Да и промеж них неразбериха получается: из четырех родов, считай, народ собрался. Славомиров – самый многочисленный: его самого семья да его младшего брата. У них Дарена заводила, они ее по старой памяти слушаются, и она среди них душу отводит. Правда, баба-то она разумная, когда в чужие дела не лезет, и хозяйка хорошая, тут ничего не могу сказать, – отдала должное новоявленной родственнице боярыня.
Еще два рода, в которые ушли сестры Славомира. Их самих уж и в живых нет, но те семьи батюшка Корней тоже за кровную родню признал. Их Славомировичи… верней, Славомировны, – ехидно уточнила Анна, – под себя пытаются подгрести, тем более что и в Куньем их род самым сильным был, почти как у нас тут Лисовины, но это не так-то просто сделать – мало ли что там было? Те тоже бабы не промах, одна Гостена, то есть теперь, после крещения, Глафира, чего стоит…

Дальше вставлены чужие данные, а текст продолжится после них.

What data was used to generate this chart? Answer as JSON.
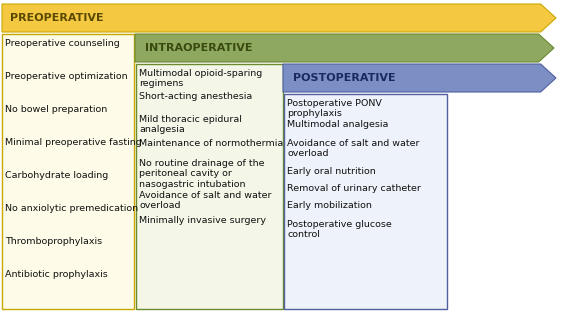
{
  "preoperative_title": "PREOPERATIVE",
  "intraoperative_title": "INTRAOPERATIVE",
  "postoperative_title": "POSTOPERATIVE",
  "preoperative_items": [
    "Preoperative counseling",
    "Preoperative optimization",
    "No bowel preparation",
    "Minimal preoperative fasting",
    "Carbohydrate loading",
    "No anxiolytic premedication",
    "Thromboprophylaxis",
    "Antibiotic prophylaxis"
  ],
  "intraoperative_items": [
    "Multimodal opioid-sparing\nregimens",
    "Short-acting anesthesia",
    "Mild thoracic epidural\nanalgesia",
    "Maintenance of normothermia",
    "No routine drainage of the\nperitoneal cavity or\nnasogastric intubation",
    "Avoidance of salt and water\noverload",
    "Minimally invasive surgery"
  ],
  "postoperative_items": [
    "Postoperative PONV\nprophylaxis",
    "Multimodal analgesia",
    "Avoidance of salt and water\noverload",
    "Early oral nutrition",
    "Removal of urinary catheter",
    "Early mobilization",
    "Postoperative glucose\ncontrol"
  ],
  "arrow1_color": "#F5C842",
  "arrow2_color": "#8FA860",
  "arrow3_color": "#7B8FC4",
  "box1_facecolor": "#FEFCE8",
  "box2_facecolor": "#F4F7E8",
  "box3_facecolor": "#EEF2FA",
  "border1_color": "#C8A800",
  "border2_color": "#6B8A30",
  "border3_color": "#5060A0",
  "title1_color": "#5A4A00",
  "title2_color": "#384A10",
  "title3_color": "#1A2A60",
  "text_color": "#111111",
  "bg_color": "#FFFFFF",
  "text_fontsize": 6.8,
  "title_fontsize": 8.0
}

А еще у нас теперь несколько молодух вдовых есть. Вон, видишь, какие справные? – Анна с усмешкой кивнула в сторону стайки молодых баб, что шли чуть в стороне от старших. – Вдовы старших Славомировых внуков, почитай, все с младенцами, а тут Лавр… тот еще кобель, чего уж скрывать. У них же в обычае было брать за себя вдову погибшего родича, ибо в одиночку ей детей не поднять, знаешь небось. Вот они и решили, что самый простой и вполне законный способ судьбу свою и своих детей исправить – второй женой Лавра стать. Кто же откажется? Тем более он наследник. И никак не могут привыкнуть, дурищи, что с языческими обычаями покончено. А в придачу к этому до сих пор не разберутся, у которой из них на то больше прав и которая более достойна Лавра осчастливить. Пока тишком друг с другом меряются, но чую я, скоро шум до небес поднимется. – Анна хмыкнула. – Тут вот и задумаешься, за бабами Лавр на выселки мотается или от баб… Здесь-то у него глаза разбегаются, да сил на всех хватит ли? Любая из них охотно родила бы Лавру ребенка, а Корнею внука. Даже и без венчания не постыдились бы… тем более что Татьяна несколько раз не смогла дитя доносить. А сейчас и с этим пока непонятно. Родит, даст бог, Таня здоровенького, – обе женщины перекрестились, – все перемениться может.